Since the snow was powdery and unblemished except for some animal tracks, it wasn't too slippery. We had to take care not to trip on the innumerable granite rocks, with their sharp edges, which littered the hillside and trails under the snow. We also had to watch for above ground hazards such as waist-level cactus and the face-level branches of spruces. I had already poked my thigh on the sharp point of a yucca plant. (Left: Running into a yucca plant in the dark hurts!)

S was leading at a modest trot. He was forging a path by running along a slight concave concourse which wove between close-in pine trees, where snow had settled onto the trail differently than upon the surrounding hillside.

Running under a canopy of short evergreens in the deep darkness of the hillside, a blackness tempered by the brilliant shine of the stars overhead and the glow from the city lights below, was both liberating and exhilarating. The funk I was in from my fourth day in a row of driving for hours in wretched snowy conditions with low visibility, over mountain passes on snowpacked roads, fell away. I became suffused with the joy of physical performance applied to a heretofore untried strenuous challenge.

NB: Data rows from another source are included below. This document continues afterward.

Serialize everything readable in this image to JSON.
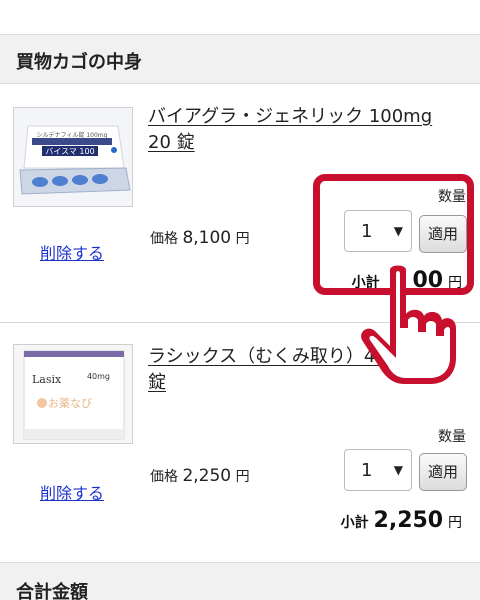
{
  "cart_title": "買物カゴの中身",
  "total_title": "合計金額",
  "items": [
    {
      "name": "バイアグラ・ジェネリック 100mg 20 錠",
      "delete_label": "削除する",
      "price_label": "価格",
      "price": "8,100",
      "yen": "円",
      "qty_label": "数量",
      "qty": "1",
      "apply_label": "適用",
      "subtotal_label": "小計",
      "subtotal_visible": "00",
      "subtotal_unit": "円",
      "thumb": {
        "box_text": "バイスマ 100",
        "small_text": "シルデナフィル錠 100mg"
      }
    },
    {
      "name": "ラシックス（むくみ取り）40mg 50 錠",
      "delete_label": "削除する",
      "price_label": "価格",
      "price": "2,250",
      "yen": "円",
      "qty_label": "数量",
      "qty": "1",
      "apply_label": "適用",
      "subtotal_label": "小計",
      "subtotal": "2,250",
      "subtotal_unit": "円",
      "thumb": {
        "brand": "Lasix",
        "dose": "40mg",
        "watermark": "お薬なび"
      }
    }
  ],
  "colors": {
    "highlight": "#c8102e",
    "link": "#1a33cc"
  }
}
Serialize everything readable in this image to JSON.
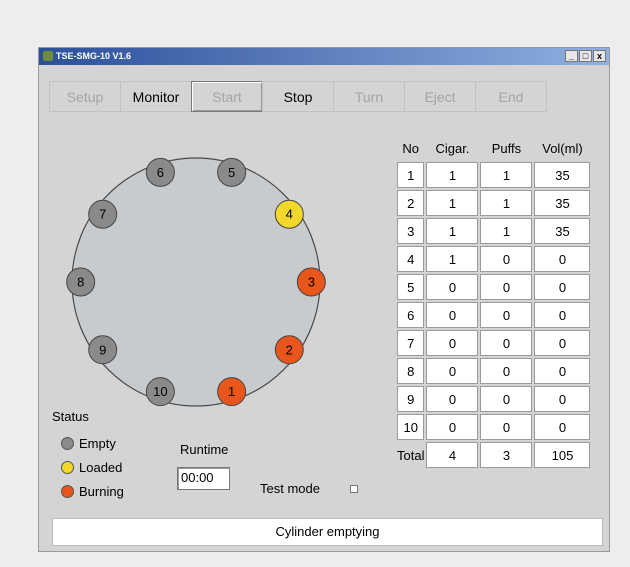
{
  "window": {
    "title": "TSE-SMG-10 V1.6",
    "controls": [
      "_",
      "□",
      "x"
    ]
  },
  "toolbar": [
    {
      "label": "Setup",
      "enabled": false,
      "pressed": false
    },
    {
      "label": "Monitor",
      "enabled": true,
      "pressed": false
    },
    {
      "label": "Start",
      "enabled": false,
      "pressed": true
    },
    {
      "label": "Stop",
      "enabled": true,
      "pressed": false
    },
    {
      "label": "Turn",
      "enabled": false,
      "pressed": false
    },
    {
      "label": "Eject",
      "enabled": false,
      "pressed": false
    },
    {
      "label": "End",
      "enabled": false,
      "pressed": false
    }
  ],
  "wheel": {
    "ports": [
      {
        "number": "1",
        "state": "burning"
      },
      {
        "number": "2",
        "state": "burning"
      },
      {
        "number": "3",
        "state": "burning"
      },
      {
        "number": "4",
        "state": "loaded"
      },
      {
        "number": "5",
        "state": "empty"
      },
      {
        "number": "6",
        "state": "empty"
      },
      {
        "number": "7",
        "state": "empty"
      },
      {
        "number": "8",
        "state": "empty"
      },
      {
        "number": "9",
        "state": "empty"
      },
      {
        "number": "10",
        "state": "empty"
      }
    ],
    "colors": {
      "empty": "#8a8a8a",
      "loaded": "#f2d82a",
      "burning": "#e8561c",
      "disc": "#c8cbce"
    }
  },
  "status": {
    "title": "Status",
    "legend": {
      "empty": "Empty",
      "loaded": "Loaded",
      "burning": "Burning"
    }
  },
  "runtime": {
    "label": "Runtime",
    "value": "00:00"
  },
  "test_mode": {
    "label": "Test mode",
    "checked": false
  },
  "table": {
    "headers": [
      "No",
      "Cigar.",
      "Puffs",
      "Vol(ml)"
    ],
    "rows": [
      [
        "1",
        "1",
        "1",
        "35"
      ],
      [
        "2",
        "1",
        "1",
        "35"
      ],
      [
        "3",
        "1",
        "1",
        "35"
      ],
      [
        "4",
        "1",
        "0",
        "0"
      ],
      [
        "5",
        "0",
        "0",
        "0"
      ],
      [
        "6",
        "0",
        "0",
        "0"
      ],
      [
        "7",
        "0",
        "0",
        "0"
      ],
      [
        "8",
        "0",
        "0",
        "0"
      ],
      [
        "9",
        "0",
        "0",
        "0"
      ],
      [
        "10",
        "0",
        "0",
        "0"
      ]
    ],
    "total": {
      "label": "Total",
      "cigar": "4",
      "puffs": "3",
      "vol": "105"
    }
  },
  "status_message": "Cylinder emptying"
}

Two miles out we paused in a slight clearing just before the last row of trees lining the back quadrangle of St. John's College, which lay on the other side of Sun Mountain. We had skirted around the base of the small mountain along its slope in 23 minutes. We headed back, following our tracks in the snow. Halfway back, as I grew tired from my extreme exertions in the snow and cold, I paid the price of vanity for my supposed physical ability to do this novel and difficult task. I tripped or slipped and fell heavily upon the trail, banging my left knee upon a rock under the snow.

S hovered over me protectively while I applied a snow pack to my injured knee for a few minutes, and then we walked it in from there. We arrived back at S's and my sister's house at just over an hour's total time. This was a magical run unlike any other that I have ever done.